Boats are built for movement and will always resist being tethered to one spot. Keeping them in one place is a real skill. The right anchor must be chosen and maintained with care, and techniques must be learned and refined.

How many anchors?

The anchor ,and all the gear attached to it, are called ground tackle. Each component must offer an ample margin of strength to avoid a weak link. Start by choosing your anchors. If you daysail or race, and return to your mooring within a couple of hours, you can manage with one anchor. Roaming further afield will require two anchors and serious cruisers will need three.

Which anchor?

The bower is your main anchor, and is kept ready for immediate use at the bow. It should be strong enough to hold your boat overnight in moderate conditions. Your second anchor, called a kedge, should be a lightweight back up. The last anchor is the sheet, your heaviest anchor for storms and bad weather conditions.
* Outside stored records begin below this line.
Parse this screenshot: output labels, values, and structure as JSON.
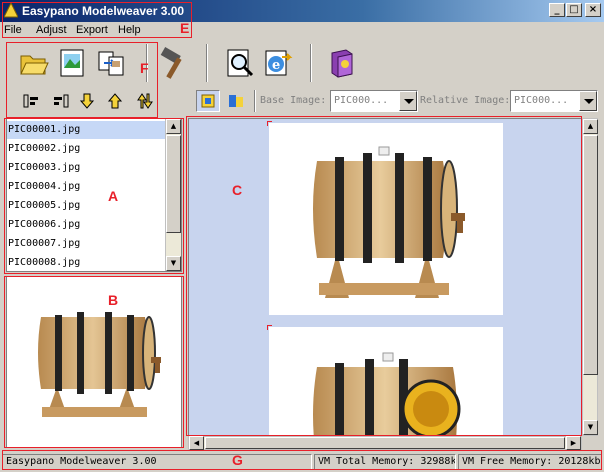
{
  "window": {
    "title": "Easypano Modelweaver 3.00"
  },
  "menu": {
    "items": [
      "File",
      "Adjust",
      "Export",
      "Help"
    ]
  },
  "callouts": {
    "a": "A",
    "b": "B",
    "c": "C",
    "e": "E",
    "f": "F",
    "g": "G"
  },
  "toolbar_large": [
    "open-folder-icon",
    "image-icon",
    "convert-icon",
    "hammer-icon",
    "magnifier-icon",
    "web-export-icon",
    "help-book-icon"
  ],
  "toolbar_small": [
    "align-left-icon",
    "align-right-icon",
    "move-down-icon",
    "move-up-icon",
    "swap-icon"
  ],
  "files": {
    "items": [
      "PIC00001.jpg",
      "PIC00002.jpg",
      "PIC00003.jpg",
      "PIC00004.jpg",
      "PIC00005.jpg",
      "PIC00006.jpg",
      "PIC00007.jpg",
      "PIC00008.jpg"
    ],
    "selected_index": 0
  },
  "viewbar": {
    "base_label": "Base Image:",
    "base_value": "PIC000...",
    "relative_label": "Relative Image:",
    "relative_value": "PIC000..."
  },
  "status": {
    "app": "Easypano Modelweaver 3.00",
    "total_memory": "VM Total Memory: 32988kb",
    "free_memory": "VM Free Memory: 20128kb"
  },
  "colors": {
    "callout": "#e8202a",
    "canvas_bg": "#c8d4ee",
    "selection": "#c6d8f6"
  }
}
Choose the anchor according to the worst conditions you are most likely to anchor in – erring on the side of caution for safety. You can check with the manufacturer’s tables for the correct anchor weight.

Types of anchor

Fisherman – a classic anchor with pick axe flukes. One of the few anchors that can grip rocky bottoms and thick grass. Although powerful and heavy, its difficult to handle and stow.

Danforth – a lightweight anchor for its holding power. Great for thick mud, sand, clay and gravel, but not ideal for weeds and rocks. It will stow flat on deck and is a good all round anchor.

Plow – resembling the farmers plow, this anchor buries its way in. Although heavier than the danforth, it holds as well in the same conditions and has a better chance of staying in if the boat swings. Plows don’t work well in rocks or weeds and are difficult to stow.

Whichever anchor you choose, it will be shackled to a chain, nylon line, or a combination of the two. A chain is chafeproof and its weight holds it to the bottom. But that same weight restricts its use to larger boats. It’s hard to handle without a winch and can be messy and expensive.

Nylon line (or rode) is light and easy to handle. It doesn’t bring up any bottom grime but can chafe. Since a line’s elasticity is of the utmost importance, use only twisted (not braided) line and avoid line which is too thick. A good compromise is 6 to 12 feet of chain leading from the anchor, followed by nylon rode from the chain to the boat.